Alexandra Marini
Introduction au catalogue « Les Quatre Saisons », Monaco Modern’art, 2010
Avec cette nouvelle série, Philippe Pastor porte à son paroxysme la question de l’homme indissolublement lié à la nature. Elle se conjugue autour d’une idée force : la négligence de nos contemporains face aux bouleversements climatiques et leur détachement croissant à l’égard du cycle biologique de la terre, c’est à dire l’alternance des saisons. Sensible aux problèmes d’un monde dans lequel l’homme perd ses repères, l’artiste entame un travail sans concession. En composant directement dans la nature, avec la nature, il souhaite agir au plus juste, au plus près des choses.

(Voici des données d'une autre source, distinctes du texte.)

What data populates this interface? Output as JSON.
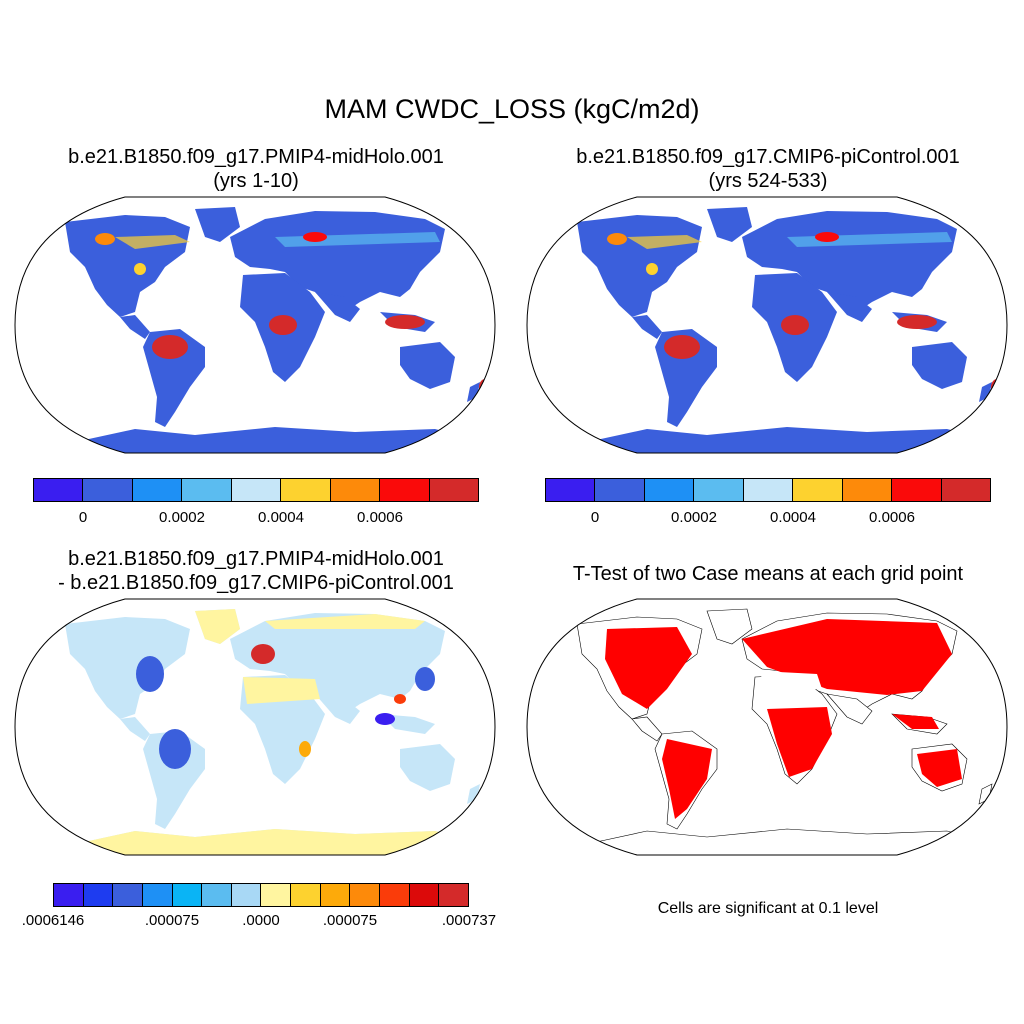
{
  "title": "MAM CWDC_LOSS (kgC/m2d)",
  "panels": [
    {
      "id": "a",
      "line1": "b.e21.B1850.f09_g17.PMIP4-midHolo.001",
      "line2": "(yrs 1-10)"
    },
    {
      "id": "b",
      "line1": "b.e21.B1850.f09_g17.CMIP6-piControl.001",
      "line2": "(yrs 524-533)"
    },
    {
      "id": "c",
      "line1": "b.e21.B1850.f09_g17.PMIP4-midHolo.001",
      "line2": "- b.e21.B1850.f09_g17.CMIP6-piControl.001"
    },
    {
      "id": "d",
      "line1": "T-Test of two Case means at each grid point",
      "line2": ""
    }
  ],
  "colorbars": {
    "top": {
      "colors": [
        "#3a1ef0",
        "#3b5fdc",
        "#1e90f5",
        "#5bbcf0",
        "#c6e6f8",
        "#fdd22f",
        "#fd8a0a",
        "#fa0a0a",
        "#d42a2a"
      ],
      "labels": [
        "0",
        "0.0002",
        "0.0004",
        "0.0006"
      ]
    },
    "diff": {
      "colors": [
        "#3a1ef0",
        "#1e3cf0",
        "#3b5fdc",
        "#1e90f5",
        "#0ab4f5",
        "#5bbcf0",
        "#a8d8f5",
        "#fff5a0",
        "#fdd22f",
        "#fdaa0a",
        "#fd8a0a",
        "#fa3c0a",
        "#dc0a0a",
        "#d42a2a"
      ],
      "labels": [
        ".0006146",
        ".000075",
        ".0000",
        ".000075",
        ".000737"
      ]
    }
  },
  "ttest_note": "Cells are significant at 0.1 level",
  "map_colors": {
    "land_mean": "#3b5fdc",
    "tropics_mean": "#d42a2a",
    "hotspot_mean": "#fdd22f",
    "land_diff": "#c6e6f8",
    "desert_diff": "#fff5a0",
    "neg_diff": "#3b5fdc",
    "pos_diff": "#d42a2a",
    "significant": "#ff0000"
  }
}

Cette série a pour thème central les instruments de la création et la Création elle même.
Hors-norme, les toiles sont disposées à même le sol. Guidé par son instinct, l’artiste y déverse avec une véhémence qui lui est propre, différents pigments naturels. A l’instar des expressionnistes abstraits, la toile devient « une arène où agir ». L’artiste cultive le sens de la frontalité de l’espace pictural, tandis que la couleur s’affirme dans la sinuosité du mouvement, révélatrice de la rapidité de l’exécution gestuelle. Il compose avec le climat, les minéraux et végétaux en tous genre, trouvés ça et là, à proximité. Car Philippe Pastor se place sur le versant où l’art est moins explication qu’expérience, moins le regard que l’engagement physique. Il se tient dans l’immédiat de la sensation. Une fois ces gestes accomplis, qui déterminent les compositions chromatiques inédites, ces toiles sont laissées sur place, pendant plusieurs mois, en gestation.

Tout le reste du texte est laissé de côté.